If you have the Cost Threshold for Parallelism set to 25 or 50 you have a descent limit before you consider spreading the load around. So, what takes that long for your server to handle? A good portion of the time you’ll find this when you’re scanning a large index or table, or even doing a very expensive seek. If you look at your execution plan is it doing a scan? If it’s a seek that’s starting your parallelism then does it have a small “Seek Predicate” and a lot to do in the “Predicate” in the properties for that operator? It could be that you could use better indexes, it could be that you could find a more SARGable approach, or a variety of other performance tuning opportunities.
The thing is that parallelism isn’t bad and CXPACKET is saying you’re using a good thing. A high CXPACKET could mean you’re trying to use too much of a good thing because you’re “overworking your managers”, but the workload is typically more of an issue than the fact that you let your manager delegate their work when there’s enough to go around. A CXPACKET a lot higher than your baseline could mean that you have poor statistics or parameter sniffing that’s causing a bad execution plan, or it could mean you have a new query that could use some attention. When you’re talking about parallelism it’s also possible that the statistics were off and one thread (subordinate) ends up doing 99% of the work, making CXPACKET jump up, and that can be found in the actual execution plans; read more about that in Grant Fritchey’s book.

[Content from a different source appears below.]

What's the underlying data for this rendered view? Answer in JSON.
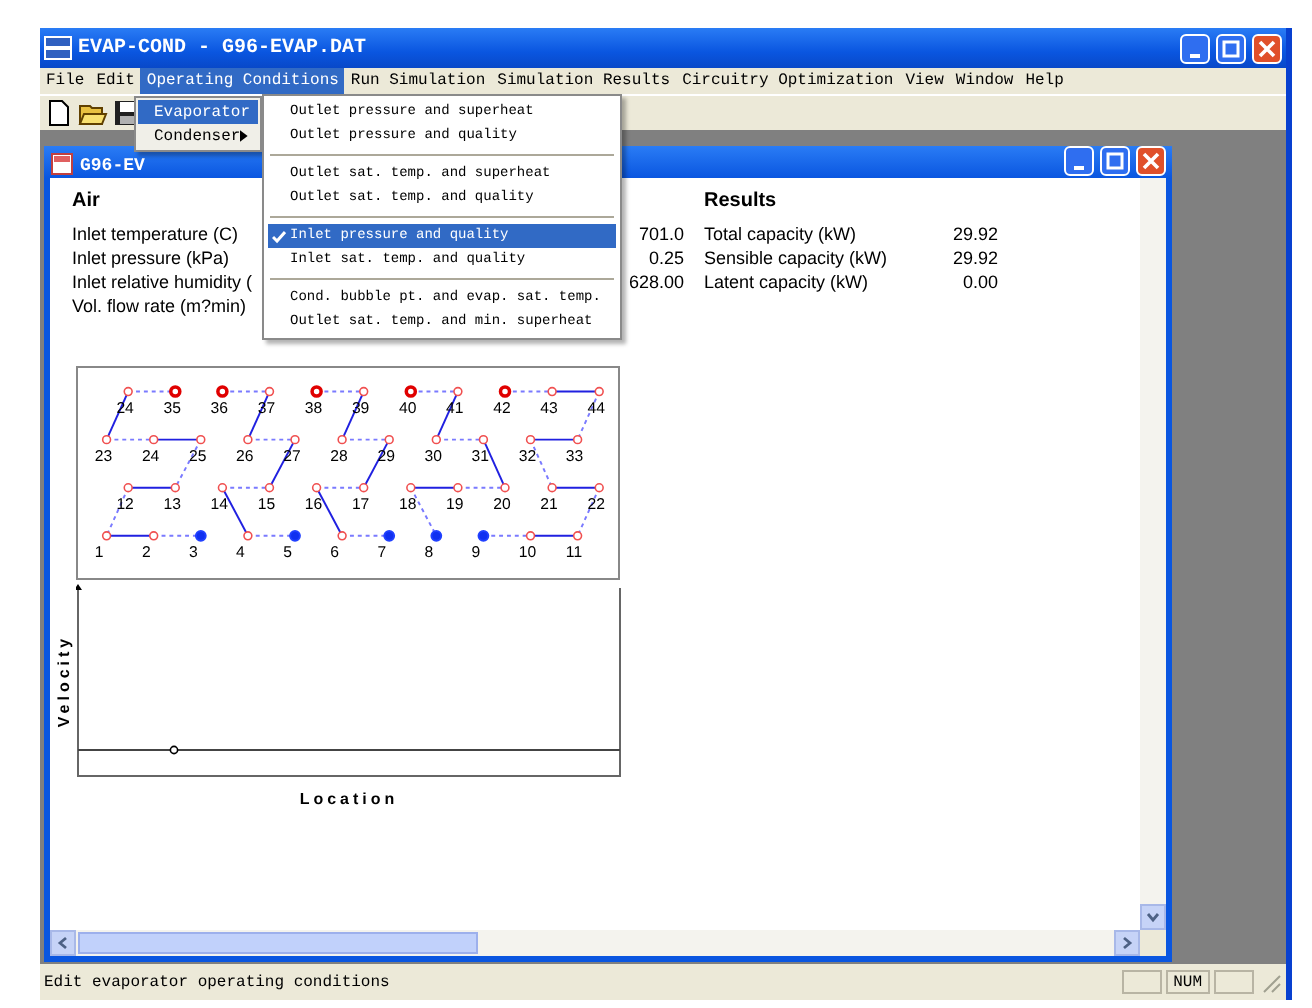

If you have a MAXDOP around 4 (between 2 and 8, reading these recommendations) and Cost Threshold of 25 or higher then I’d be looking into the workload more than the fact that you’re using parallelism. Sure, some tasks just don’t take well to parallelism and there’s reasons to use a MAXDOP=1 hint, but it’s rare to need to take it down to 2 on the server level and even more rare to turn if off by taking it down to 1.
What ever you do, when you have “a big query using parallelism”, try to focus on “a big query” first, it’s usually the problematic part of that statement.